Já são, além dos 15 anos, algumas conquistas importantes. Mas eu destacaria a relevância da aprovação e sanção pelo governador Jaques Wagner, em 2014, do Estatuto da Igualdade Racial da Bahia, que transformou todas as políticas antirracistas implementadas até então em políticas de Estado obrigatórias e, na mesma canetada, destinou 10% do Fundo de Combate à Pobreza para políticas de promoção de igualdade racial.
Esse ato significou, desde então, R$ 90 milhões por ano distribuídos em diversas secretarias, mas que só podem ser executados a partir da coordenação técnica da Sepromi. É um valor de monta, considerando a finalidade de articulação da pasta (ou seja, o fato de ela não possuir a função de execução final, mas sim de diálogo com as demais secretarias) e também levando em conta que o orçamento anual próprio da pasta é de R$ 12 milhões – irrisórios para o tamanho do abismo racial que temos para tapar na Bahia e no Brasil.
Contudo, esses valores ganham em tamanho quando fazemos o exercício de comparação e observamos a Fundação Cultural Palmares passar por uma implosão simbólica sob o comando lisérgico do seu presidente, Sérgio Camargo, e a Seppir (Secretaria de Políticas de Promoção da Igualdade Racial), órgão nacional correspondente à Sepromi, perder o status de ministério e se tornar um mero setor sem expressão dentro da estrutura do Ministério da Mulher, Família e Direitos Humanos (MFDH), comandado por Damares Alves, outra figura conhecida por compor a ala psiquiátrica do Governo Bolsonaro.
Enquanto isso, na vanguarda, a Bahia executará, em um só edital, em caráter especial devido ao Novembro Negro, R$ 3 milhões para 60 ações de promoção da igualdade racial em todos os territórios do estado. Desde 2015, um total de R$ 8,7 milhões foram executados por meio deste mesmo edital comemorativo de novembro.
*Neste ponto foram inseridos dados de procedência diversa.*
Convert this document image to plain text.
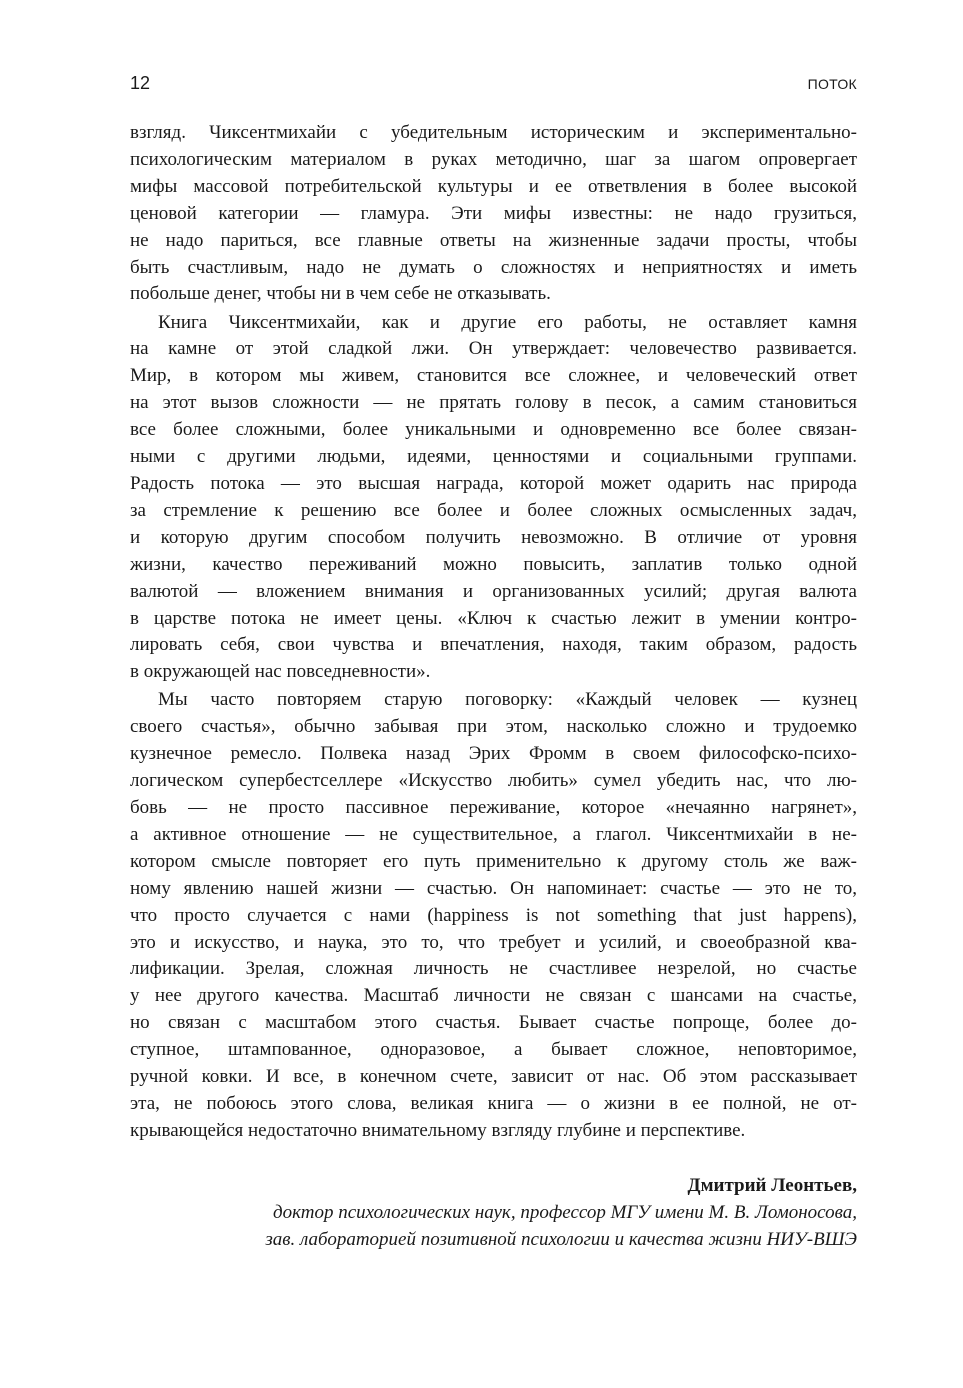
12	ПОТОК
взгляд. Чиксентмихайи с убедительным историческим и экспериментально-
психологическим материалом в руках методично, шаг за шагом опровергает
мифы массовой потребительской культуры и ее ответвления в более высокой
ценовой категории — гламура. Эти мифы известны: не надо грузиться,
не надо париться, все главные ответы на жизненные задачи просты, чтобы
быть счастливым, надо не думать о сложностях и неприятностях и иметь
побольше денег, чтобы ни в чем себе не отказывать.
Книга Чиксентмихайи, как и другие его работы, не оставляет камня
на камне от этой сладкой лжи. Он утверждает: человечество развивается.
Мир, в котором мы живем, становится все сложнее, и человеческий ответ
на этот вызов сложности — не прятать голову в песок, а самим становиться
все более сложными, более уникальными и одновременно все более связан-
ными с другими людьми, идеями, ценностями и социальными группами.
Радость потока — это высшая награда, которой может одарить нас природа
за стремление к решению все более и более сложных осмысленных задач,
и которую другим способом получить невозможно. В отличие от уровня
жизни, качество переживаний можно повысить, заплатив только одной
валютой — вложением внимания и организованных усилий; другая валюта
в царстве потока не имеет цены. «Ключ к счастью лежит в умении контро-
лировать себя, свои чувства и впечатления, находя, таким образом, радость
в окружающей нас повседневности».
Мы часто повторяем старую поговорку: «Каждый человек — кузнец
своего счастья», обычно забывая при этом, насколько сложно и трудоемко
кузнечное ремесло. Полвека назад Эрих Фромм в своем философско-психо-
логическом супербестселлере «Искусство любить» сумел убедить нас, что лю-
бовь — не просто пассивное переживание, которое «нечаянно нагрянет»,
а активное отношение — не существительное, а глагол. Чиксентмихайи в не-
котором смысле повторяет его путь применительно к другому столь же важ-
ному явлению нашей жизни — счастью. Он напоминает: счастье — это не то,
что просто случается с нами (happiness is not something that just happens),
это и искусство, и наука, это то, что требует и усилий, и своеобразной ква-
лификации. Зрелая, сложная личность не счастливее незрелой, но счастье
у нее другого качества. Масштаб личности не связан с шансами на счастье,
но связан с масштабом этого счастья. Бывает счастье попроще, более до-
ступное, штампованное, одноразовое, а бывает сложное, неповторимое,
ручной ковки. И все, в конечном счете, зависит от нас. Об этом рассказывает
эта, не побоюсь этого слова, великая книга — о жизни в ее полной, не от-
крывающейся недостаточно внимательному взгляду глубине и перспективе.
Дмитрий Леонтьев,
доктор психологических наук, профессор МГУ имени М. В. Ломоносова,
зав. лабораторией позитивной психологии и качества жизни НИУ-ВШЭ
Outras ações também merecem destaque. Primeiro, os R$ 35 milhões aplicados em programas de assistência técnica rural para comunidades e povos tradicionais, por meio da Secretaria de Desenvolvimento Rural (SDR). E depois, os investimentos feitos na construção de vias de acesso (R$ 4 milhões) e de habitações (R$ 3,5 milhões) para a comunidade remanescente de quilombos Rio dos Macacos, localizada nos limites de Salvador com Simões Filho, após as lideranças locais terem conquistado a titulação das terras após 50 anos de conflitos contra a Marinha do Brasil.
Em suma, é possível concluir que um estado que lidera rankings de mortes violentas, e que certamente quem mais morre são os jovens negros das periferias (afirmação possível devido a dados concretos de levantamentos), contraditoriamente permanece como protetor solitário das políticas de promoção da igualdade racial no Brasil.
Explicar esse fenômeno, suas nuances e suas contradições é difícil, mas arrisco dizer que sou capaz de elencar uma série de porquês para essa configuração não exatamente coerente. Uma dessas motivações, certamente, é a resistência dos movimentos sociais e da sociedade civil de forma ampla, que empurram a política em uma direção vitoriosa.
Outro elemento indispensável é a capacidade que os atores e as atrizes que elaboram, comandam e executam as políticas públicas possuem para resistir a, mas principalmente para driblar, aos artilheiros que fazem gol contra quando estão na frente da pequena área.
Mas nisso não me estenderei, pois pretendo submeter o tema à seleção do mestrado de administração pública de uma importante universidade brasileira, em breve, e é recomendável para mim, que quero ser aprovado, não tirar o frescor das minhas análises.
Até a próxima coluna!
*Este material não reflete, necessariamente, a opinião do Aratu On.